Here in Massachusetts the voters have spoken and the personal growth and use of marijuana is now the law of the land. You can’t sell it, but you can grow it – and smoke it.

This presents some interesting challenges in the world of real estate.

The impact appears to be somewhat less in the single-family realm where, as Jim Morrison reports this week, the plants are viewed as “personal property” that probably won’t keep you from getting or refinancing a mortgage.

Things get more complicated in the multifamily world; plenty of strange things go on behind the doors of Boston’s apartments, some which are technically legal but which you wouldn’t want to share with your neighbors. Most apartments and condominiums in Greater Boston have separate, metered utilities – but not all of them, especially heat and water. It takes a lot of water to grow six pot plants, and landlords aren’t going to want to bear that burden.

And then there’s the actual location of the plants to consider. Basements are usually common areas; utility use and payments come from the condominium association. The growth costs can be considerable in water and electricity.
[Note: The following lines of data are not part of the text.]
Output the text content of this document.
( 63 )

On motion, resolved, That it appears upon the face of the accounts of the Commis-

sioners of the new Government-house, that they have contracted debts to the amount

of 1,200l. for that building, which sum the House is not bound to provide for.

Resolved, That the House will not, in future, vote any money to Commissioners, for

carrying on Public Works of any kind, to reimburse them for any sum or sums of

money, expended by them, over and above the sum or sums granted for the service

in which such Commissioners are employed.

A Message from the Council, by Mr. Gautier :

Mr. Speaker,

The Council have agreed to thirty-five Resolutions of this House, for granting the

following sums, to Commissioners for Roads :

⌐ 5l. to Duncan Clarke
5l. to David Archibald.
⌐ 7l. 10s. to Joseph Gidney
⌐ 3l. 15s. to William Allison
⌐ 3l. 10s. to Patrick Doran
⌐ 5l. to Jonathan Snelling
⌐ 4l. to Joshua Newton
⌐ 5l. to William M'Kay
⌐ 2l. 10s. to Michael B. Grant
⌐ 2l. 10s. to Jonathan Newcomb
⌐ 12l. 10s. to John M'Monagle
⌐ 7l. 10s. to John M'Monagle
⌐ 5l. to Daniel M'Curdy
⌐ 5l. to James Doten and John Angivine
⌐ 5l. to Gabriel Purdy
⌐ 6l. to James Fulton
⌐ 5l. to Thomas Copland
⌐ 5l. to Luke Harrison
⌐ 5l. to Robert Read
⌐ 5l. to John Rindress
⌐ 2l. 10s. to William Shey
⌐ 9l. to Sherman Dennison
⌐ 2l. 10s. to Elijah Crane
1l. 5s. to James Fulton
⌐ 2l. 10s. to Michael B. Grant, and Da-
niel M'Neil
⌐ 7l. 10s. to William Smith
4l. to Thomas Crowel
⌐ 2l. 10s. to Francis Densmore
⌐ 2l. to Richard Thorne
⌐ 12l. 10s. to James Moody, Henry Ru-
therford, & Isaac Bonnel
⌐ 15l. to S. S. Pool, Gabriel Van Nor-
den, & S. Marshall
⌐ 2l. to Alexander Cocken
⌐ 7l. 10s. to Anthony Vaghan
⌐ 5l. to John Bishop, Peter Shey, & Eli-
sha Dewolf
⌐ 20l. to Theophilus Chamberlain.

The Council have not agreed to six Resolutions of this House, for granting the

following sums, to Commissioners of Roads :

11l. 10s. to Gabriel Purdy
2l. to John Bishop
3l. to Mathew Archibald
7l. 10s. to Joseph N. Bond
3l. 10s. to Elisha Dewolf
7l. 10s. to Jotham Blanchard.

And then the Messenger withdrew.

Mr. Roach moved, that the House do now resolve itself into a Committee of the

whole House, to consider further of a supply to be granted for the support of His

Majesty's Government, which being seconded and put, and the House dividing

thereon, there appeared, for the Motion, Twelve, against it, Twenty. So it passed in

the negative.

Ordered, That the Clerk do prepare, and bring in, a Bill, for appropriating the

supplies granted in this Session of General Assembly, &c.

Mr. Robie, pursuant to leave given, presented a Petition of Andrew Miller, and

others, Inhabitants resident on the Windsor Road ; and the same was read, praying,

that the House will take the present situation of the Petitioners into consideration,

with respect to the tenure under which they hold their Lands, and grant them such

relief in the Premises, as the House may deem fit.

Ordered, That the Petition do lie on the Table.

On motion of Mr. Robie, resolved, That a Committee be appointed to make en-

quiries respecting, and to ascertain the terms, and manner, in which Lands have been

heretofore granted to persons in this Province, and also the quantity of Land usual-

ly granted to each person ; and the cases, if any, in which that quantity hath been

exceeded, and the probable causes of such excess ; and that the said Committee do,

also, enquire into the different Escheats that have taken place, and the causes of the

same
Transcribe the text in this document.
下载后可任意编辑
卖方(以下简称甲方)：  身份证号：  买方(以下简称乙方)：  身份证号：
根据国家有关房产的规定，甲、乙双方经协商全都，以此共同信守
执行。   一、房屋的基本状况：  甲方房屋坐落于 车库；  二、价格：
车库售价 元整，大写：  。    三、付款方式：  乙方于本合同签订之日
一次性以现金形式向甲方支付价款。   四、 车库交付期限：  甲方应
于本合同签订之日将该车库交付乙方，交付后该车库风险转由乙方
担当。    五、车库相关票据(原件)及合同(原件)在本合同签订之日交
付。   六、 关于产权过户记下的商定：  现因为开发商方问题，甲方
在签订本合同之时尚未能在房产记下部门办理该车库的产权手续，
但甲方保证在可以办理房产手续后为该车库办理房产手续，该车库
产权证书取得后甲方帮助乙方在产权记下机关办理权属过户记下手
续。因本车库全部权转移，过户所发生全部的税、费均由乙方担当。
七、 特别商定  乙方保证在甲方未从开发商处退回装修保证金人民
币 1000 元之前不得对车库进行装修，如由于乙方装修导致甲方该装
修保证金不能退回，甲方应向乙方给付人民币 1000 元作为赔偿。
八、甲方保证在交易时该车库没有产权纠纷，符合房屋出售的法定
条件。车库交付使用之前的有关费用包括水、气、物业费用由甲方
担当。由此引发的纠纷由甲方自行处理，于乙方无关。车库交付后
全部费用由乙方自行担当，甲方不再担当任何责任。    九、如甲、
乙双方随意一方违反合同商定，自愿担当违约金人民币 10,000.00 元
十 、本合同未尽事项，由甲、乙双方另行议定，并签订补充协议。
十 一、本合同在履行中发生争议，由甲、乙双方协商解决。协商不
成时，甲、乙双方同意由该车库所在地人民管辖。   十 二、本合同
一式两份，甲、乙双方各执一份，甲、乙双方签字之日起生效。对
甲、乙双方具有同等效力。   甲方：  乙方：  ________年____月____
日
And how best to secure these valuable plants in a common area which, by definition, should be accessible to all tenants?

What to do with the plants once they are ready for consumption is less of an issue; many associations and buildings are already smoke-free – and that means all forms of smoke. (Ingestible smoke; setting one’s dinner on fire is ill-advised, but not generally prohibited.)

It’s a sticky issue (pun intended), but the people of Massachusetts are nothing if not resourceful. Boards and buildings would be well advised to get in front of these issues before they become problems, but in a couple of years the matter will likely be as much of a nonissue as the smoking of cigarettes has become.

The commonwealth itself isn’t exactly a live-and-let-live kind of place – it is currently debating a bill to ban smoking in all common areas of residential buildings – but residents themselves are a pretty reasonable bunch. In the end, growth will generally be allowed in private, separately metered spaces and consumption limited to methods that don’t produce second-hand smoke. That’s a reasonable compromise between personal liberty and the rights of fellow residents.

But it doesn’t address the larger issue – that marijuana possession is still illegal in the eyes of the United States government. Sen. Cory Booker last week introduced a bill to decriminalize marijuana across the country, but he’s likely to make little progress in the face of pushback from the Trump administration and conservative lawmakers.

Until that happy day, recreational smokers in Massachusetts will just have to content themselves with the progress the commonwealth has made in this sector – at least until their electric bills become unmanageable.